Benefits: Instead of $O(n^2)$ comparisons, we only need $O(n)$ comparisons to
find *approximately* similar documents!

## General Approach

- Choose distance measure for items

- Create a matrix of signatures using an **appropriate LSH family**

- Construct candidate pairs applying the LSH banding technique

- Choose a threshold fraction $t$ for *similarity* of items in order
  for them to be regarded as a *true pair*.

- Check if the signatures for the candidate pairs match in at least a fraction $t$, or if pairs are sufficiently similar, do a more fine-grained check.

## Cosine Distance

Distances equals angle (between 0 and $\pi$) between points in Euclidean space

- Can be computed with dot products of the vectors representing the points

- Distance is a metric

> Note: `scipy` treats the cosine distance as the **cosine** of the angle between points. Hence `scipy` cosine "distance' is not a distance metric! However, it is convenient because no `acos` (inverse cosine) computations are needed.

## LSH Family for Cosine Distance

- Data is a collection of $n$-dimensional points (treated as vectors)

- A "hash function" in the family corresponds to a **random vector**; the hash function applied to a point is the **sign of the dot product** of the point with the random vector.

> This yields a $(d_1, d_2, (1-\frac{d_1}{\pi}), (1-\frac{d_2}{\pi}))$-sensitive hash family for any distances $d_1 < d_2$.

**Sketch:** A vector with coordinates $\pm 1$.

Sketches are reasonable approximations to the full LSH family but are only plentiful in very high dimensions!


## Hamming Distance

Distance between 0/1-valued (binary) vectors of length $n$

- equals the number of bit positions that differ, or can also be defined as the *fraction* of bit positions that differ; i.e., it is integer-valued between 0 and $n$ (when un-normalized) or $\leq 1$ (when normalized by $n$).

- it is a metric distance

## LSH Family for Hamming Distance

- Data is a collection of $n$ dimensional **binary** vectors with positions indexed from 0 through $(n-1)$ from right to left.

- A "hash function" in the family corresponds to a *projection*: the projection $h_i$ for $0 \leq i \leq n-1$ extracts the $i^{th}$ (least significant) bit of a vector.

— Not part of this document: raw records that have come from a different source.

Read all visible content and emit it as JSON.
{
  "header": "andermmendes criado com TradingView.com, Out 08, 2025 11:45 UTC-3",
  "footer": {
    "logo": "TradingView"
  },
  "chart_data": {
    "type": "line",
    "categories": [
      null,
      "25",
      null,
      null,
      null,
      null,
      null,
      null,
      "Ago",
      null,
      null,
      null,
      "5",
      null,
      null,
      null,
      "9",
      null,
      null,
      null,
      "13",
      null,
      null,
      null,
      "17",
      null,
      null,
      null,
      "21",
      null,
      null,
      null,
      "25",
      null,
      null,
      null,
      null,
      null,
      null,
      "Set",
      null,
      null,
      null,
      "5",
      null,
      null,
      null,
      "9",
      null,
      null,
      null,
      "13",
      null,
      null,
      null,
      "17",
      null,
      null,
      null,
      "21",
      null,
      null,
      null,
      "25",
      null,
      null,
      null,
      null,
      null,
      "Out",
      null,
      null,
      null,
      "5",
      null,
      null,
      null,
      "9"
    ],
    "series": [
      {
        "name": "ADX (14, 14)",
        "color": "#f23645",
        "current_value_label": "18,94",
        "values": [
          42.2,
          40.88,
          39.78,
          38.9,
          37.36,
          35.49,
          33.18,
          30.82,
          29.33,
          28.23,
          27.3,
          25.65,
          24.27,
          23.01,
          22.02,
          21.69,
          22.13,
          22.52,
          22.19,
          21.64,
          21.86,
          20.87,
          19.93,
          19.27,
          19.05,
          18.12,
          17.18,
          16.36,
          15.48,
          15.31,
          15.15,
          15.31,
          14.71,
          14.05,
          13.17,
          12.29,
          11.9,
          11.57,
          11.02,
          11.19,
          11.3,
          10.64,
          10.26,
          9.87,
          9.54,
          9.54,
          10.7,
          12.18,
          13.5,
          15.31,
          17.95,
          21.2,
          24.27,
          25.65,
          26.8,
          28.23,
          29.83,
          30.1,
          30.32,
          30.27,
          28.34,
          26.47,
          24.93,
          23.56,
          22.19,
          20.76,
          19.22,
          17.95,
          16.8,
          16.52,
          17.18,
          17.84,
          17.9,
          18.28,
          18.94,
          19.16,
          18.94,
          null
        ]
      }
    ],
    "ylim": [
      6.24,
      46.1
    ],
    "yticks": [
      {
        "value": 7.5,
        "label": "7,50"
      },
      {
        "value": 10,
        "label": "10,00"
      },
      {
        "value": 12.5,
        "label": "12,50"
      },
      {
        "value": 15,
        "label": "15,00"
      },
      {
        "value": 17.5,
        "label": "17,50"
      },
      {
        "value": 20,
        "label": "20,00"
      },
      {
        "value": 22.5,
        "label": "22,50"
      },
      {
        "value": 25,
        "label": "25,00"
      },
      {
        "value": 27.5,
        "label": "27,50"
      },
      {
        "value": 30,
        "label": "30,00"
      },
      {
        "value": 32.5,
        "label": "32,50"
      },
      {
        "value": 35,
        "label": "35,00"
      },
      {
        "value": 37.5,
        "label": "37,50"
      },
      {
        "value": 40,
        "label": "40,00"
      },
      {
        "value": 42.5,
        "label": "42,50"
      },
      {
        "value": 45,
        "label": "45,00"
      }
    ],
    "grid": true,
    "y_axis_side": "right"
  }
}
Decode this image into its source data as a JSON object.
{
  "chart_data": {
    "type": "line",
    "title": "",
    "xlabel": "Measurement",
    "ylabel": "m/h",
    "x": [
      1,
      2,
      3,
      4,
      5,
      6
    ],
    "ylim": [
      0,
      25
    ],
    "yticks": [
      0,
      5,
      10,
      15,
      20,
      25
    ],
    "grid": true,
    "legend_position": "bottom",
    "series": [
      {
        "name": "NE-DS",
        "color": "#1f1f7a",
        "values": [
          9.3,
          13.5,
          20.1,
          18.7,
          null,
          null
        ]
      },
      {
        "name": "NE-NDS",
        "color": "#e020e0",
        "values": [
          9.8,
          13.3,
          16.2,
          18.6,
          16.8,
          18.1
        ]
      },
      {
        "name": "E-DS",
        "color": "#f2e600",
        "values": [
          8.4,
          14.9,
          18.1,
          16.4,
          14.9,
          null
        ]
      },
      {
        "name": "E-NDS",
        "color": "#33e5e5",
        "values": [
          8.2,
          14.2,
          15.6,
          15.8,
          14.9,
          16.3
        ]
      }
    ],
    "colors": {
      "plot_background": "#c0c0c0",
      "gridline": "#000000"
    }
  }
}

If Hamming distance is *normalized*, this yields a $(d_1, d_2, (1-d_1), (1-d_2))$-sensitive family. Otherwise, it yields a $(d_1, d_2, (1- \frac{d_1}{n}), (1-\frac{d_2}{n})$-sensitive family.

> Unless the vectors are high-dimensional, this family suffers from a paucity of enough functions to amplify the probabilities!

## Euclidean Distances

* $L_1$ distance (also called **Manhattan distance**: *sum* of the absolute value difference in each of the dimensions:

$L_1(p,q) = \sum_{i=0}^{n} |p_i - q_i|$

* $L_2$ distance is the usual square root of the sum of squares of differences along each dimension:

$L_2(p, q) = \sqrt[2]{\sum_{i=0}^{n-1} |p_i - q_i|^2}$

* $L_k$ distance generalizes $L_2$:

$L_k(p, q) = \sqrt[k]{\sum_{i=0}^{n-1} |p_i - q_i|^k}$

* $L_{\infty}$ distance is the maximum absolute value of difference along any one dimension:

$(p, q) = max_{i} |p_i - q_i|$

## LSH family for Euclidean $L_2$ distance

- Data is a collection of $2$-dimensional points

- A "hash function" in the family corresponds to a **random line** that is divided into numbered segments (**buckets**) of length $a$

- The hash application is the bucket number reached when a **perpendicular** is dropped from the point onto the line!

> This yields a $(\frac{a}{2}, 2a, \frac{1}{2}, \frac{1}{3})$-sensitive hash family.